At the recent seminar on citizen journalism
hosted by the Heinrich Boll Foundation, the speakers were Nanta Benjalasirak
and Chuwas Rueksirisuk, editors from Prachatai and Chiang Mai University
Faculty of Law lecturer Assoc Prof Somchai Prichasilapakul.
The second in the series of 3 seminars hosted by the Heinrich Boll
Foundation during their 10th anniversary year was held August 28, with the
title, ‘Citizen Journalists: Social and Political Agenda-Setting Abilities
and Emerging Challenges’.
Invited speakers included two editors from the online alternative news
website Prachatai, Nanta Benjalasirak and Chuwas Rueksirisuk, with Chiang
Mai University Faculty of Law lecturer Assoc Prof Somchai Prichasilapakul.
The discussion was moderated by CMU’s Dr. Jiraporn Witayasakpan from the
Faculty of Mass Communication.
A lively discussion resulted, with the conclusion that Thai citizen
journalism as a whole needed to convince the general public and conventional
media representatives that its writers conform to journalistic ethics in
accuracy and research in order to become accepted as an alternative media
Citizen journalism, the alternative reportage by local writers of stories
previously ignored by the mainstream media, was initiated by dissatisfaction
with the direction of conventional journalism, and began with the birth of
the online blog.
According to the first speaker at the seminar, the Prachatai editor, Nanta
Benjalasirak, the phenomenon began in Thailand in 1997 when the new
constitution was established, with citizen journalists emerging from popular
organisations and NGOs countrywide. With increasing internet access
throughout the kingdom, the general public no longer needed to rely
exclusively on conventional media outlets, and were able to post their own
stories and opinions online.
In reply, Chuwas Rueksirisuk, also an editor at Prachatai, noted that, after
the 2006 coup, citizen journalism had expanded to include members of the
general public who considered that their rights, particularly in the
political sphere, were being compromised by the restrictions on conventional
media texts. Topics posted by citizen journalists included many which had
not been considered suitable for publication, thus challenging the
traditions of journalism as many citizen journalist articles were being
compiled from online blogs. Chuwas pointed out that one problem with this
development is that such reporters need to learn the requisite skills in
order to maximise their readership and get their message across.
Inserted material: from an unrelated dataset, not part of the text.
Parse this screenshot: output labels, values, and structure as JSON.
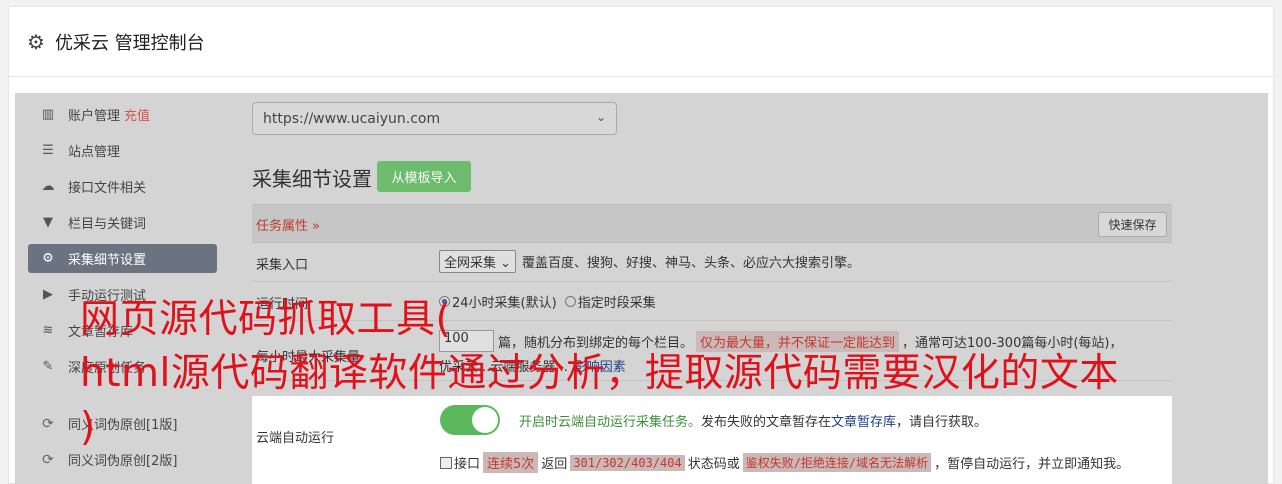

Assoc Prof Somchai Prichasilapakul, a lecturer at CMU’s Faculty of Law,
stated that although he obtained news mainly from newspapers, he agreed that
Prachatai is an alternative news site which allows people the space for
communication. The question, however, is the amount of change such a
facility can bring, and whether its content can be disseminated amongst
mainstream outlets in order to reach a wider audience. At present, the
alternative media in Thailand does not have the capacity to start trends as
it does in the West, even although websites are attracting many former
readers of conventional newspapers. Somchai admitted that citizen journalism
represents free expression, but considered that, as people only read what
they want to, it has no power to set agendas due to its limited appeal.
Chuwas’s belief, however, is that citizen journalism in Thailand has great
potential, but needs the expansion of internet services to all levels of
society in order to progress and become a powerful tool. ‘The internet is
the future’, he said, adding that, ‘If it is to be a factor for social
change, people need to have skills as well as supporting mechanisms. But
this is not going to happen soon’.
According to Nanta, the alternative media, both on and offline, needs to
configure a method by which it can expand into diverse communities. Citizen
journalists, mainly local residents, do have ethics, but are perceived by
the mainstream media as unreliable. In reply, Somchai proposed that citizen
journalism does need to be branded with credibility, and that its
journalists should be trained to specialise in certain aspects of news, as
has, for example, the Itsara News Centre in the South, which has gained
credibility from its ethical and correct reportage of Deep South situations.